West Coast Editor
Precision Therapeutics Inc.'s move to go public by way of a reverse merger with a special-purpose acquisition firm gives a boost to marketing of its ChemoFx test, which uses a patient's live tumor cells to measure the likelihood of response to cancer drugs.
The deal with Oracle Healthcare Acquisition Corp. represents the "blank check" firm's second try at Pittsburgh-based PTI, which will keep its name, as Oracle's name changes to Precision Therapeutics Corp., leaving Oracle - which is expected to apply for trading on Nasdaq - with about $120 million in cash (less merger expenses) that will stay in the merged firm.
Formed in the fall of 2005, Oracle said last September that it signed a letter of intent with a then-undisclosed firm for a business combination, and would liquidate if such a deal could not be completed by March 8, 2008. The letter of intent was terminated the following month.
Neither company could be reached, but Oracle's SEC paperwork filed on the PTI deal discloses that the fizzled arrangement in October - with PTI - came as a result of PTI's decision to pursue its pending initial public offering, rather than merge with Oracle. PTI had filed in August for an IPO that would raise as much as $80.5 million, so the firm could continue pushing ChemoFx. (See BioWorld Today, Aug. 27, 2007.)
The SEC filing chronicles meetings and phone calls between the two companies. After the IPO market went bad in early November, PTI contacted Oracle to ask if the firm was still interested. In the middle of that month, PTI and its underwriters decided to delay the IPO, and talks began in earnest with Oracle again.
Oracle's board of directors "took note that the consideration being issued in the merger, based on the current market price for Oracle's common stock, is substantially in excess of 80 percent of Oracle's net assets," which was a goal in making a deal, according to the filing.
Under the "risks" section of the document, Oracle acknowledges the chance that some of its current public shareholders would vote against the PTI deal and demand to redeem shares for cash when the merger is done, thus dropping the amount of cash available to the combined firm, but the board "deemed this risk to be no worse with regard to PTI than it would be for other target companies."
Under the terms, Sean McDonald, PTI's president and CEO, will hold the same posts in the combined company, headquartered in Pittsburgh, and several Oracle board members would stay on the merged firm's board, along with Kevin Johnson, a member of PTI's board as well as Greenwich, Conn.-based Oracle's.

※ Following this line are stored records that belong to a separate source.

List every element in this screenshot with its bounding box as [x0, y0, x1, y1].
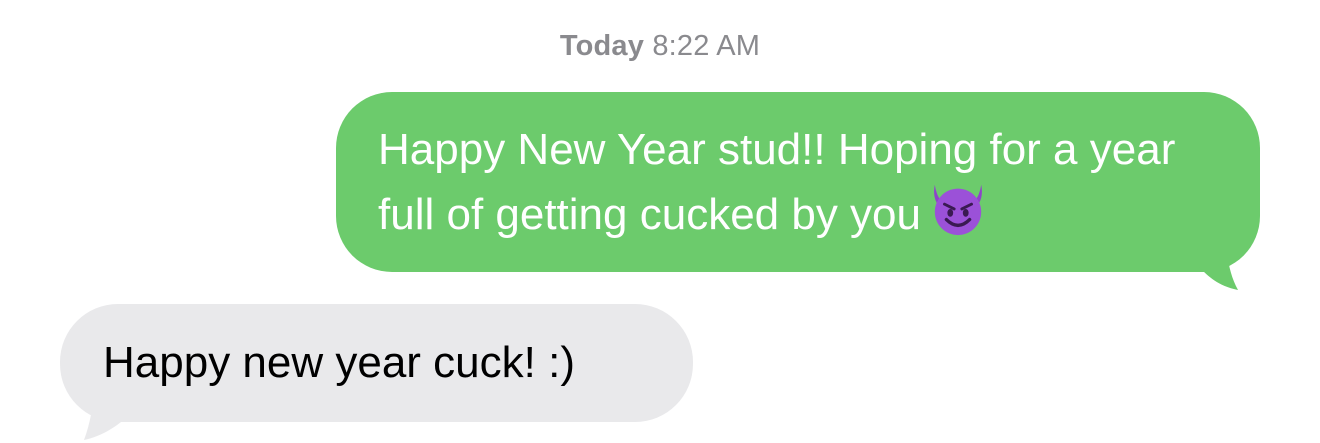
sent-bubble-tail [1196, 232, 1238, 290]
message-timestamp: Today 8:22 AM [0, 30, 1320, 63]
received-bubble-tail [84, 384, 126, 440]
timestamp-day: Today [559, 30, 645, 62]
smiling-face-with-horns-icon [934, 184, 982, 236]
sent-message-text: Happy New Year stud!! Hoping for a year … [378, 125, 1176, 239]
received-message-bubble[interactable]: Happy new year cuck! :) [60, 304, 693, 422]
timestamp-time: 8:22 AM [652, 30, 761, 62]
sent-message-text-container: Happy New Year stud!! Hoping for a year … [378, 121, 1238, 244]
sent-message-bubble[interactable]: Happy New Year stud!! Hoping for a year … [336, 92, 1260, 272]
received-message-text: Happy new year cuck! :) [103, 338, 575, 387]
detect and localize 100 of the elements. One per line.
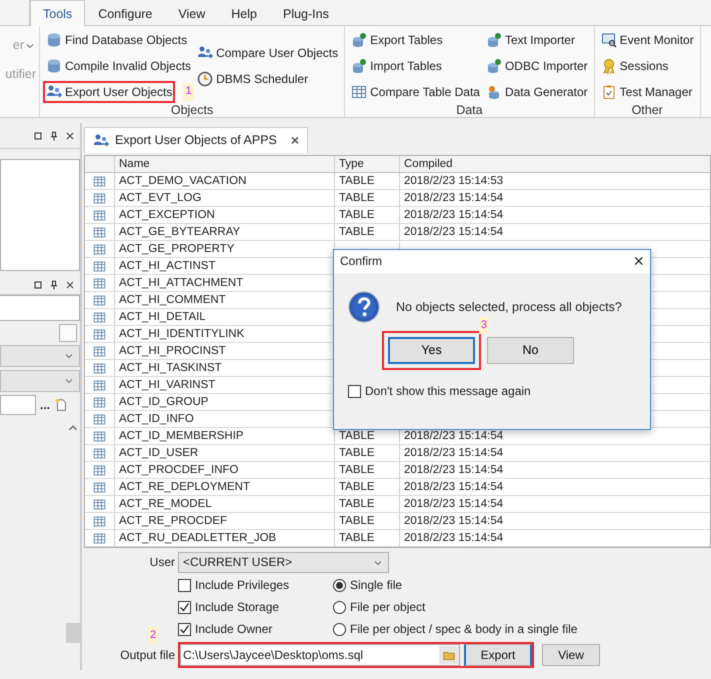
group-label: Data	[455, 103, 484, 118]
ribbon-button[interactable]: Compare User Objects	[194, 42, 342, 64]
table-cell-text: 2018/2/23 15:14:54	[403, 446, 504, 461]
ribbon-button[interactable]: Find Database Objects	[43, 29, 190, 51]
database-icon	[351, 58, 368, 74]
menu-tab[interactable]: Tools	[30, 0, 86, 27]
menu-tab[interactable]: View	[165, 0, 218, 26]
table-cell: ACT_PROCDEF_INFO	[115, 462, 335, 478]
grid-icon	[93, 446, 106, 460]
table-cell-text: 2018/2/23 15:14:54	[403, 225, 504, 240]
users-icon	[197, 45, 214, 61]
output-file-field[interactable]: C:\Users\Jaycee\Desktop\oms.sql	[180, 644, 460, 666]
restore-icon	[32, 130, 44, 142]
ribbon-button[interactable]: Export Tables	[348, 29, 446, 51]
checkbox-label: Include Owner	[195, 622, 272, 637]
checkbox[interactable]	[178, 578, 191, 592]
ribbon-button[interactable]: DBMS Scheduler	[194, 68, 312, 90]
radio-button[interactable]	[333, 600, 346, 614]
checkbox[interactable]	[59, 324, 77, 342]
grid-icon	[93, 532, 106, 544]
ribbon-button[interactable]: Compile Invalid Objects	[43, 55, 194, 77]
grid-icon	[93, 480, 106, 494]
column-header[interactable]: Type	[335, 156, 400, 172]
browse-button[interactable]: ...	[40, 398, 50, 412]
table-cell: TABLE	[335, 190, 400, 206]
checkbox-label: Don't show this message again	[365, 384, 531, 398]
menu-tab[interactable]: Help	[218, 0, 270, 26]
clock-icon	[197, 71, 214, 87]
table-cell: ACT_RE_DEPLOYMENT	[115, 479, 335, 495]
table-cell-text: 2018/2/23 15:14:54	[403, 497, 504, 512]
table-cell-text: 2018/2/23 15:14:53	[403, 174, 504, 189]
grid-icon	[351, 84, 368, 100]
checkbox-label: Include Storage	[195, 600, 280, 615]
close-button[interactable]: ×	[633, 250, 644, 272]
column-header[interactable]: Name	[115, 156, 335, 172]
medal-icon	[600, 58, 617, 74]
export-button[interactable]: Export	[464, 644, 532, 666]
dialog-message: No objects selected, process all objects?	[396, 300, 622, 314]
table-cell: TABLE	[335, 479, 400, 495]
ribbon-button[interactable]: Event Monitor	[598, 29, 697, 51]
ribbon-button[interactable]: Compare Table Data	[348, 81, 483, 103]
table-cell-text: 2018/2/23 15:14:54	[403, 514, 504, 529]
grid-icon	[93, 242, 106, 256]
pin-icon	[48, 278, 60, 290]
annotation-number: 2	[148, 627, 158, 644]
table-cell: ACT_EVT_LOG	[115, 190, 335, 206]
annotation-number: 1	[183, 83, 194, 101]
checkbox[interactable]	[178, 600, 191, 614]
radio-label: Single file	[350, 578, 402, 593]
table-cell: TABLE	[335, 496, 400, 512]
table-cell: TABLE	[335, 530, 400, 546]
field-label: Output file	[119, 648, 176, 662]
checkbox[interactable]	[348, 384, 361, 398]
table-cell: TABLE	[335, 462, 400, 478]
close-icon	[64, 130, 76, 142]
grid-icon	[93, 174, 106, 188]
checkbox-label: Include Privileges	[195, 578, 290, 593]
ribbon-button[interactable]: Import Tables	[348, 55, 445, 77]
radio-label: File per object	[350, 600, 426, 615]
column-header[interactable]: Compiled	[400, 156, 710, 172]
grid-icon	[93, 310, 106, 324]
checkbox[interactable]	[178, 622, 191, 636]
grid-icon	[93, 294, 106, 306]
tab-close-button[interactable]: ×	[290, 132, 300, 149]
grid-icon	[93, 396, 106, 408]
radio-button[interactable]	[333, 622, 346, 636]
annotation-number: 3	[478, 317, 489, 334]
table-cell-text: 2018/2/23 15:14:54	[403, 429, 504, 444]
ribbon-button[interactable]: Sessions	[598, 55, 672, 77]
ribbon-button[interactable]: Test Manager	[598, 81, 696, 103]
ribbon-button[interactable]: Data Generator	[482, 81, 591, 103]
table-cell: TABLE	[335, 173, 400, 189]
database-icon	[46, 32, 62, 48]
grid-icon	[93, 498, 106, 510]
dialog-button[interactable]: No	[487, 337, 574, 364]
grid-icon	[93, 260, 106, 272]
grid-icon	[93, 464, 106, 476]
view-button[interactable]: View	[542, 644, 600, 666]
user-dropdown[interactable]: <CURRENT USER>	[178, 552, 389, 573]
radio-button[interactable]	[333, 578, 346, 592]
scrollbar-thumb[interactable]	[66, 623, 80, 643]
ribbon-button[interactable]: Text Importer	[482, 29, 578, 51]
browse-button[interactable]	[439, 646, 459, 664]
table-cell: TABLE	[335, 224, 400, 240]
document-tab[interactable]: Export User Objects of APPS ×	[84, 127, 308, 153]
input-field[interactable]	[0, 395, 36, 415]
table-cell: ACT_ID_USER	[115, 445, 335, 461]
grid-icon	[93, 378, 106, 392]
ribbon-button[interactable]: Export User Objects	[43, 81, 176, 103]
menu-tab[interactable]: Configure	[85, 0, 166, 26]
table-cell: TABLE	[335, 445, 400, 461]
pin-icon	[48, 130, 60, 142]
ribbon-button[interactable]: ODBC Importer	[482, 55, 591, 77]
table-cell: ACT_RE_PROCDEF	[115, 513, 335, 529]
table-cell: ACT_GE_BYTEARRAY	[115, 224, 335, 240]
table-cell: ACT_RE_MODEL	[115, 496, 335, 512]
monitor-icon	[600, 32, 617, 48]
dialog-button[interactable]: Yes	[388, 337, 475, 364]
menu-tab[interactable]: Plug-Ins	[270, 0, 342, 26]
grid-icon	[93, 328, 106, 340]
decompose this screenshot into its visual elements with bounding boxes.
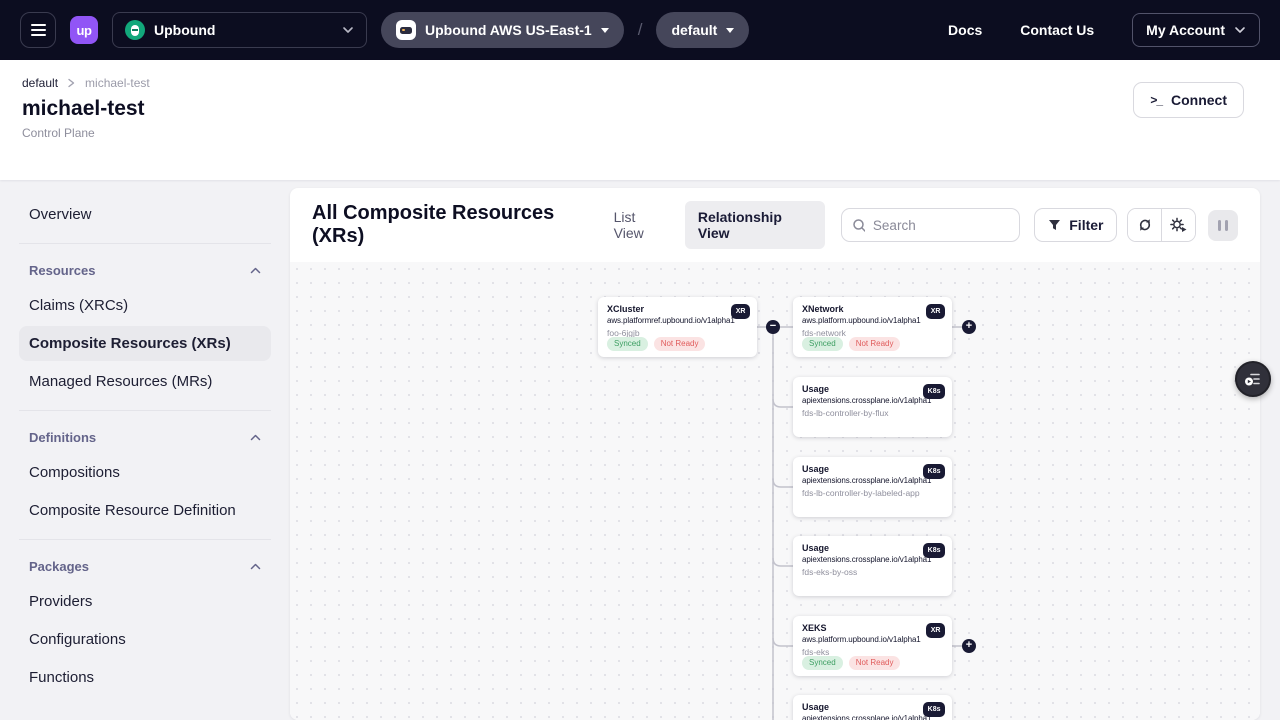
organization-selector[interactable]: Upbound bbox=[112, 12, 367, 48]
organization-avatar-icon bbox=[125, 20, 145, 40]
docs-link[interactable]: Docs bbox=[948, 22, 982, 38]
breadcrumb-current-page: michael-test bbox=[85, 76, 150, 90]
caret-down-icon bbox=[726, 28, 734, 33]
plus-icon: + bbox=[966, 640, 972, 651]
graph-node-usage-bottom[interactable]: Usage apiextensions.crossplane.io/v1alph… bbox=[793, 695, 952, 720]
auto-layout-button[interactable] bbox=[1162, 209, 1195, 241]
search-input[interactable] bbox=[873, 218, 1009, 233]
chevron-up-icon bbox=[250, 434, 261, 441]
status-badge-not-ready: Not Ready bbox=[654, 337, 706, 351]
refresh-button[interactable] bbox=[1128, 209, 1161, 241]
resource-kind-badge: K8s bbox=[923, 702, 945, 717]
page-title: michael-test bbox=[22, 97, 1244, 121]
breadcrumb: default michael-test bbox=[22, 76, 1244, 90]
group-name: default bbox=[671, 22, 717, 38]
control-plane-selector[interactable]: Upbound AWS US-East-1 bbox=[381, 12, 624, 48]
my-account-label: My Account bbox=[1146, 22, 1225, 38]
path-separator: / bbox=[638, 20, 643, 40]
graph-node-xcluster[interactable]: XCluster aws.platformref.upbound.io/v1al… bbox=[598, 297, 757, 357]
sidebar-section-packages[interactable]: Packages bbox=[19, 551, 271, 581]
chevron-down-icon bbox=[342, 26, 354, 34]
organization-name: Upbound bbox=[154, 22, 333, 38]
terminal-icon: >_ bbox=[1150, 93, 1162, 107]
resource-kind-badge: K8s bbox=[923, 384, 945, 399]
collapse-children-button[interactable]: − bbox=[766, 320, 780, 334]
graph-node-usage-labeled-app[interactable]: Usage apiextensions.crossplane.io/v1alph… bbox=[793, 457, 952, 517]
connect-button[interactable]: >_ Connect bbox=[1133, 82, 1244, 118]
sidebar-section-definitions[interactable]: Definitions bbox=[19, 422, 271, 452]
gear-play-icon bbox=[1170, 217, 1187, 233]
sidebar-item-managed-resources[interactable]: Managed Resources (MRs) bbox=[19, 364, 271, 399]
contact-us-link[interactable]: Contact Us bbox=[1020, 22, 1094, 38]
status-badge-synced: Synced bbox=[607, 337, 648, 351]
legend-toggle-button[interactable] bbox=[1235, 361, 1271, 397]
group-selector[interactable]: default bbox=[656, 12, 749, 48]
graph-node-xnetwork[interactable]: XNetwork aws.platform.upbound.io/v1alpha… bbox=[793, 297, 952, 357]
sidebar-section-resources[interactable]: Resources bbox=[19, 255, 271, 285]
graph-node-usage-flux[interactable]: Usage apiextensions.crossplane.io/v1alph… bbox=[793, 377, 952, 437]
legend-icon bbox=[1243, 369, 1263, 389]
resource-kind-badge: K8s bbox=[923, 464, 945, 479]
sidebar-item-overview[interactable]: Overview bbox=[19, 197, 271, 232]
resource-kind-badge: K8s bbox=[923, 543, 945, 558]
search-icon bbox=[852, 218, 865, 233]
page-header: default michael-test michael-test Contro… bbox=[0, 60, 1280, 180]
sidebar-item-providers[interactable]: Providers bbox=[19, 584, 271, 619]
plus-icon: + bbox=[966, 321, 972, 332]
search-box[interactable] bbox=[841, 208, 1020, 242]
top-navbar: up Upbound Upbound AWS US-East-1 / defau… bbox=[0, 0, 1280, 60]
status-badge-not-ready: Not Ready bbox=[849, 337, 901, 351]
chevron-right-icon bbox=[67, 78, 76, 88]
refresh-icon bbox=[1137, 217, 1153, 233]
chevron-down-icon bbox=[1234, 26, 1246, 34]
graph-node-usage-eks-oss[interactable]: Usage apiextensions.crossplane.io/v1alph… bbox=[793, 536, 952, 596]
panel-toolbar: All Composite Resources (XRs) List View … bbox=[290, 188, 1260, 262]
sidebar-item-compositions[interactable]: Compositions bbox=[19, 455, 271, 490]
panel-title: All Composite Resources (XRs) bbox=[312, 202, 602, 248]
graph-action-group bbox=[1127, 208, 1196, 242]
page-subtitle: Control Plane bbox=[22, 126, 1244, 140]
list-view-tab[interactable]: List View bbox=[602, 202, 679, 248]
main-panel: All Composite Resources (XRs) List View … bbox=[290, 188, 1260, 720]
minus-icon: − bbox=[770, 321, 776, 332]
status-badge-synced: Synced bbox=[802, 337, 843, 351]
sidebar-item-functions[interactable]: Functions bbox=[19, 660, 271, 695]
resource-kind-badge: XR bbox=[926, 304, 945, 319]
divider bbox=[19, 410, 271, 411]
divider bbox=[19, 539, 271, 540]
control-plane-name: Upbound AWS US-East-1 bbox=[425, 22, 592, 38]
pause-icon bbox=[1218, 220, 1222, 231]
control-plane-icon bbox=[396, 20, 416, 40]
chevron-up-icon bbox=[250, 563, 261, 570]
breadcrumb-default[interactable]: default bbox=[22, 76, 58, 90]
relationship-graph-canvas[interactable]: XCluster aws.platformref.upbound.io/v1al… bbox=[290, 262, 1260, 720]
status-badge-synced: Synced bbox=[802, 656, 843, 670]
sidebar: Overview Resources Claims (XRCs) Composi… bbox=[0, 180, 290, 720]
hamburger-menu-button[interactable] bbox=[20, 12, 56, 48]
resource-kind-badge: XR bbox=[926, 623, 945, 638]
divider bbox=[19, 243, 271, 244]
graph-node-xeks[interactable]: XEKS aws.platform.upbound.io/v1alpha1 XR… bbox=[793, 616, 952, 676]
expand-xeks-button[interactable]: + bbox=[962, 639, 976, 653]
sidebar-item-configurations[interactable]: Configurations bbox=[19, 622, 271, 657]
chevron-up-icon bbox=[250, 267, 261, 274]
caret-down-icon bbox=[601, 28, 609, 33]
sidebar-item-claims[interactable]: Claims (XRCs) bbox=[19, 288, 271, 323]
relationship-view-tab[interactable]: Relationship View bbox=[685, 201, 825, 249]
view-toggle: List View Relationship View bbox=[602, 201, 825, 249]
expand-xnetwork-button[interactable]: + bbox=[962, 320, 976, 334]
status-badge-not-ready: Not Ready bbox=[849, 656, 901, 670]
upbound-logo[interactable]: up bbox=[70, 16, 98, 44]
sidebar-item-composite-resources[interactable]: Composite Resources (XRs) bbox=[19, 326, 271, 361]
filter-button[interactable]: Filter bbox=[1034, 208, 1117, 242]
pause-button[interactable] bbox=[1208, 210, 1238, 241]
my-account-button[interactable]: My Account bbox=[1132, 13, 1260, 47]
resource-kind-badge: XR bbox=[731, 304, 750, 319]
hamburger-icon bbox=[31, 24, 46, 26]
filter-funnel-icon bbox=[1048, 219, 1061, 231]
sidebar-item-xrd[interactable]: Composite Resource Definition bbox=[19, 493, 271, 528]
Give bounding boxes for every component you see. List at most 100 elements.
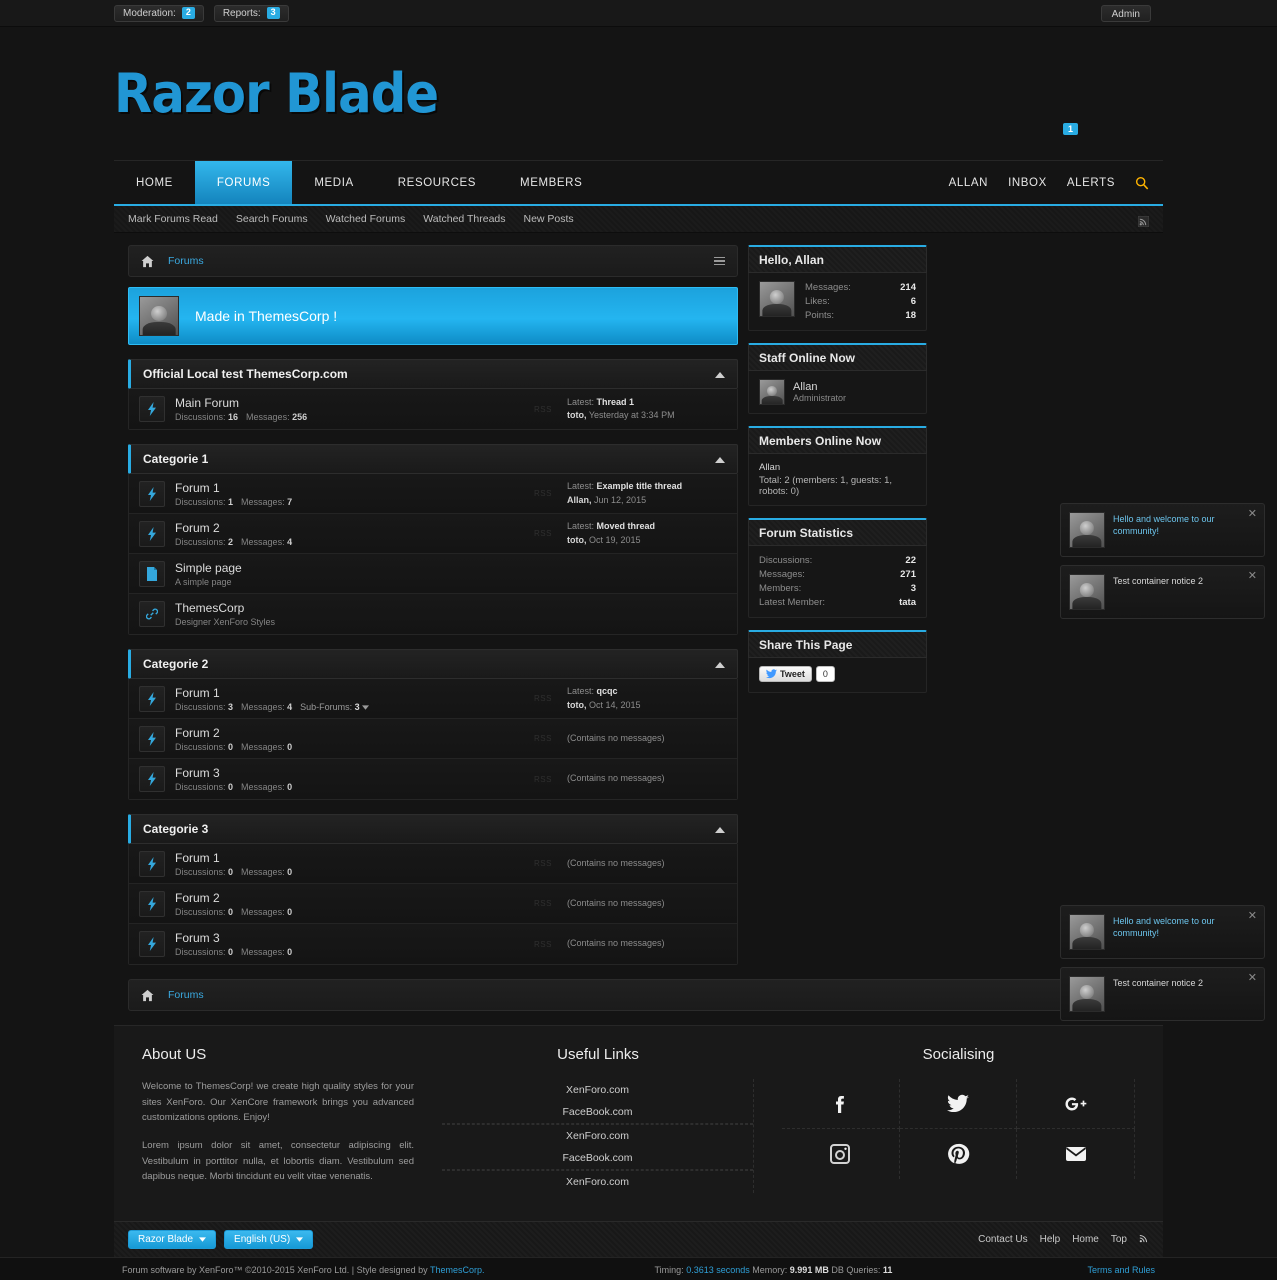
- chevron-up-icon[interactable]: [715, 365, 725, 383]
- rss-label[interactable]: RSS: [519, 529, 567, 538]
- tweet-button[interactable]: Tweet 0: [759, 666, 835, 683]
- googleplus-icon[interactable]: [1017, 1079, 1135, 1129]
- breadcrumb-menu-icon[interactable]: [714, 256, 725, 266]
- email-icon[interactable]: [1017, 1129, 1135, 1179]
- forum-node-title[interactable]: Forum 3: [175, 766, 519, 781]
- category-header[interactable]: Categorie 3: [128, 814, 738, 844]
- nav-tab-resources[interactable]: RESOURCES: [376, 161, 498, 204]
- home-icon[interactable]: [141, 255, 154, 268]
- forum-node-row[interactable]: Forum 3 Discussions: 0 Messages: 0 RSS (Cont…: [129, 924, 737, 964]
- forum-node-row[interactable]: Forum 1 Discussions: 3 Messages: 4 Sub-Foru…: [129, 679, 737, 719]
- nav-tab-home[interactable]: HOME: [114, 161, 195, 204]
- site-logo[interactable]: Razor Blade: [114, 62, 439, 125]
- footer-bar-link-top[interactable]: Top: [1111, 1234, 1127, 1245]
- subnav-item-1[interactable]: Search Forums: [236, 213, 308, 225]
- forum-node-row[interactable]: Forum 2 Discussions: 0 Messages: 0 RSS (Cont…: [129, 719, 737, 759]
- latest-thread-title[interactable]: Thread 1: [597, 397, 635, 407]
- subnav-item-2[interactable]: Watched Forums: [326, 213, 406, 225]
- subnav-item-3[interactable]: Watched Threads: [423, 213, 505, 225]
- nav-item-inbox[interactable]: INBOX: [1008, 177, 1047, 189]
- forum-node-row[interactable]: Main Forum Discussions: 16 Messages: 256 RS…: [129, 389, 737, 429]
- rss-label[interactable]: RSS: [519, 489, 567, 498]
- nav-tab-forums[interactable]: FORUMS: [194, 161, 293, 204]
- nav-item-alerts[interactable]: ALERTS: [1067, 177, 1115, 189]
- subnav-item-0[interactable]: Mark Forums Read: [128, 213, 218, 225]
- close-icon[interactable]: ✕: [1248, 973, 1257, 984]
- forum-node-title[interactable]: Forum 3: [175, 931, 519, 946]
- rss-icon[interactable]: [1139, 1233, 1149, 1246]
- latest-thread-title[interactable]: qcqc: [597, 686, 618, 696]
- forum-node-title[interactable]: Forum 1: [175, 481, 519, 496]
- nav-tab-members[interactable]: MEMBERS: [498, 161, 604, 204]
- forum-node-row[interactable]: Forum 1 Discussions: 1 Messages: 7 RSS Lates…: [129, 474, 737, 514]
- breadcrumb-link-forums[interactable]: Forums: [168, 255, 204, 267]
- forum-node-title[interactable]: Forum 1: [175, 686, 519, 701]
- forum-node-row[interactable]: Forum 1 Discussions: 0 Messages: 0 RSS (Cont…: [129, 844, 737, 884]
- forum-node-title[interactable]: Forum 2: [175, 726, 519, 741]
- facebook-icon[interactable]: [782, 1079, 900, 1129]
- chevron-up-icon[interactable]: [715, 820, 725, 838]
- home-icon[interactable]: [141, 989, 154, 1002]
- footer-bar-link-help[interactable]: Help: [1040, 1234, 1061, 1245]
- category-header[interactable]: Categorie 1: [128, 444, 738, 474]
- forum-node-title[interactable]: Forum 2: [175, 891, 519, 906]
- reports-button[interactable]: Reports: 3: [213, 4, 289, 22]
- copyright-themescorp-link[interactable]: ThemesCorp.: [430, 1265, 485, 1275]
- avatar[interactable]: [759, 379, 785, 406]
- nav-item-allan[interactable]: ALLAN: [949, 177, 988, 189]
- language-selector[interactable]: English (US): [224, 1230, 314, 1250]
- forum-node-row[interactable]: ThemesCorp Designer XenForo Styles: [129, 594, 737, 634]
- member-online-name[interactable]: Allan: [759, 462, 916, 473]
- forum-node-row[interactable]: Forum 2 Discussions: 2 Messages: 4 RSS Lates…: [129, 514, 737, 554]
- category-header[interactable]: Categorie 2: [128, 649, 738, 679]
- forum-node-title[interactable]: Forum 1: [175, 851, 519, 866]
- subnav-item-4[interactable]: New Posts: [524, 213, 574, 225]
- rss-label[interactable]: RSS: [519, 775, 567, 784]
- latest-username[interactable]: toto,: [567, 535, 587, 545]
- forum-node-title[interactable]: ThemesCorp: [175, 601, 567, 616]
- style-selector[interactable]: Razor Blade: [128, 1230, 217, 1250]
- admin-link[interactable]: Admin: [1100, 4, 1151, 22]
- rss-label[interactable]: RSS: [519, 405, 567, 414]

Assuming an exchange ratio of about 0.4 of a share of Oracle common stock per PTI share (based on Oracle's closing price Nov. 30 and the number of outstanding PTI capital stock, plus options and warrants), Oracle would issue about 19 million shares at the closing of the deal, including 2.5 million shares to be deposited in an escrow account.
Oracle's stock (OTC BB:OHAQ) closed Friday at $7.80, down 2 cents.
The ChemoFx test, which uses biopsy tissue, allows testers to classify the tumor as "responsive," "intermediate" or "non-responsive" to each drug or combination requested by a physician, who provides a list of as many as a dozen drugs or drug combinations to be tested against the sample.
ChemoFx reached the market in 1997, though the company curtailed sales efforts in 2003 because of reimbursement issues. In April 2006, Medicare started paying for the test in gynecologic cancers, and Precision that summer established a direct sales force.
PTI in 2006 cited a study showing that ovarian cancer patients treated only with a drug or combination to which their tumor cells were classified as "responsive" by ChemoFx gained a median tumor progression-free interval about three times the median progression-free interval for patients treated only with drugs classified as "non-responsive." PTI is targeting about 700 gynecologic oncologists in the U.S., and Oracle said the ChemoFx test could become part of the standard of care in cancer.
Oracle made initial proposals for business combinations to four other potential targets before starting talks with PTI. All of those, including one with a company that was being divested from a large medical-device parent, fell through. The firm went public last year, selling 15 million units at $8 each, along with a private placement of more than 800,000 warrants to some of the firm's founding stockholders at $1.20 each. The gross proceeds totaled $121 million, of which $113.5 million was placed in trust, including $2.4 million in deferred underwriting fees.